Today’s Supreme Court petition has its origins in the disclosures made by Edward Snowden, which exposed profound changes in the role of the FISC in overseeing government surveillance. In 2013, journalists working with documents provided by Snowden reported that, in the years after 9/11, the FISC had secretly authorized the NSA to engage in bulk surveillance. Days later, the ACLU and co-counsel filed a motion in the FISC seeking access to opinions that had authorized the NSA’s bulk collection of telephone call records. And in 2016, after the breadth of the FISC’s secret law had become even clearer, we filed another motion asking for access to the court’s opinions addressing novel or significant issues raised by the government’s surveillance applications.

The FISC operates behind closed doors and does not customarily publish its decisions. Although Congress required the government to review significant FISC opinions for declassification and public release when it passed the USA FREEDOM Act in 2015, that review is conducted solely by executive branch officials, not a court. In addition, the government has refused to apply this requirement to FISC opinions issued prior to June 2015.

Publication of the FISC’s opinions is crucial to public understanding of the nation’s surveillance laws. The FISC has interpreted those laws in deciding the legality of novel and sweeping surveillance programs, including the government’s warrantless and suspicionless searches of private emails; the government’s bulk collection of internet and telephone metadata; and the government’s surreptitious installation of malware. As long as the FISC’s opinions remain secret, it’s impossible to know the full extent to which our surveillance laws have permitted intelligence and law-enforcement agencies to collect information on Americans’ communications and activities.

But last year, the FISC held that because it is a specialized court that deals mainly with issues related to national security, the public has no First Amendment right to view its opinions—even major ones that affect fundamental liberties. Months later, both the FISC and its special court of appeals—the Foreign Intelligence Surveillance Court of Review (FISCR)—adopted an even more extreme position, holding that they lack jurisdiction even to consider First Amendment motions like the ones we filed.

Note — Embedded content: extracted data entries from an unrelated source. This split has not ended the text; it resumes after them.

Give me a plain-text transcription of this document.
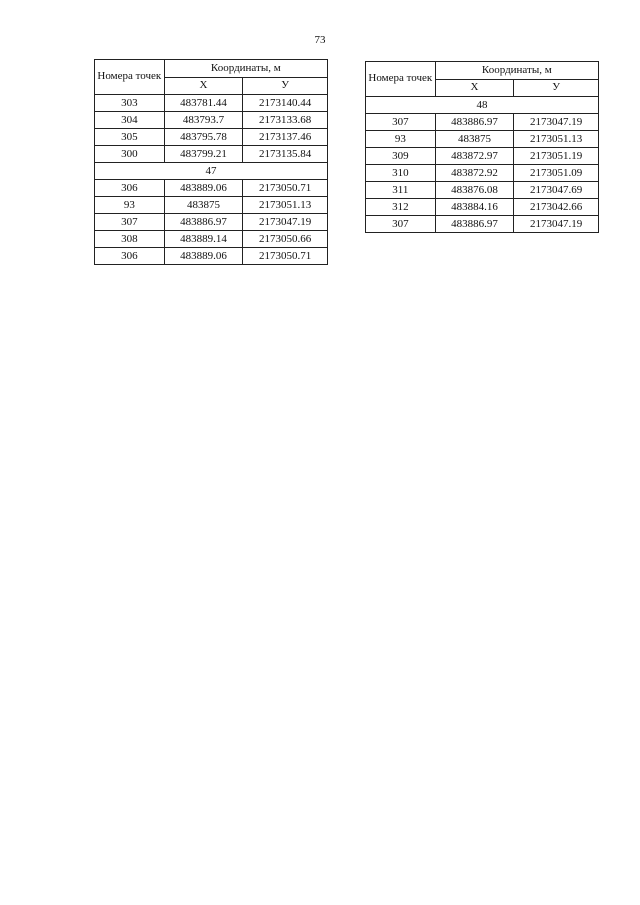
73
Номера точек	Координаты, м	
	X	У
303	483781.44	2173140.44
304	483793.7	2173133.68
305	483795.78	2173137.46
300	483799.21	2173135.84
47		
306	483889.06	2173050.71
93	483875	2173051.13
307	483886.97	2173047.19
308	483889.14	2173050.66
306	483889.06	2173050.71
Номера точек	Координаты, м	
	X	У
48		
307	483886.97	2173047.19
93	483875	2173051.13
309	483872.97	2173051.19
310	483872.92	2173051.09
311	483876.08	2173047.69
312	483884.16	2173042.66
307	483886.97	2173047.19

As we argue in our petition, the FISC and FISCR were wrong about the First Amendment. Our legal system is founded on the presumption that laws are public. That presumption applies to all judicial opinions containing significant interpretations of law. There’s no special exception for opinions involving government surveillance and national security. In fact, federal courts around the country routinely publish opinions on those very topics. The FISC’s significant opinions, which affect the rights of millions, are no different. Like all courts, of course, the FISC may redact its opinions when necessary to conceal legitimate national security secrets. But to justify these kinds of redactions, the government must satisfy the First Amendment’s stringent standards.

The FISC and FISCR were also wrong about their jurisdiction. Courts around the country routinely consider First Amendment motions for access to their records—motions just like the ones we filed in the FISC. This makes sense. All courts created under Article III of the Constitution, including the FISC and FISCR, have inherent authority over their own records. If they didn’t, they wouldn’t be able to function properly, because they could not manage their own proceedings or ensure public access to the judiciary’s central work—its legal opinions.

Federal courts have uniformly held that because they have inherent authority over their own records, they can decide motions for access to those records. The same is true of the FISC and FISCR. They may be more specialized than most courts, but their inherent control over their own opinions gives them the power to consider motions for public access. This was the FISC’s own position until it reversed course in September 2020.

By placing its opinions outside the reach of the First Amendment, the FISC has deprived the public of information that’s vital to understanding how the FISC has interpreted the law, and the government surveillance that it has authorized. The Supreme Court must right this ship. The First Amendment gives the public a presumptive right to know how the FISC has shaped the nation’s laws and our liberties, and it’s time for the Supreme Court to enforce that right.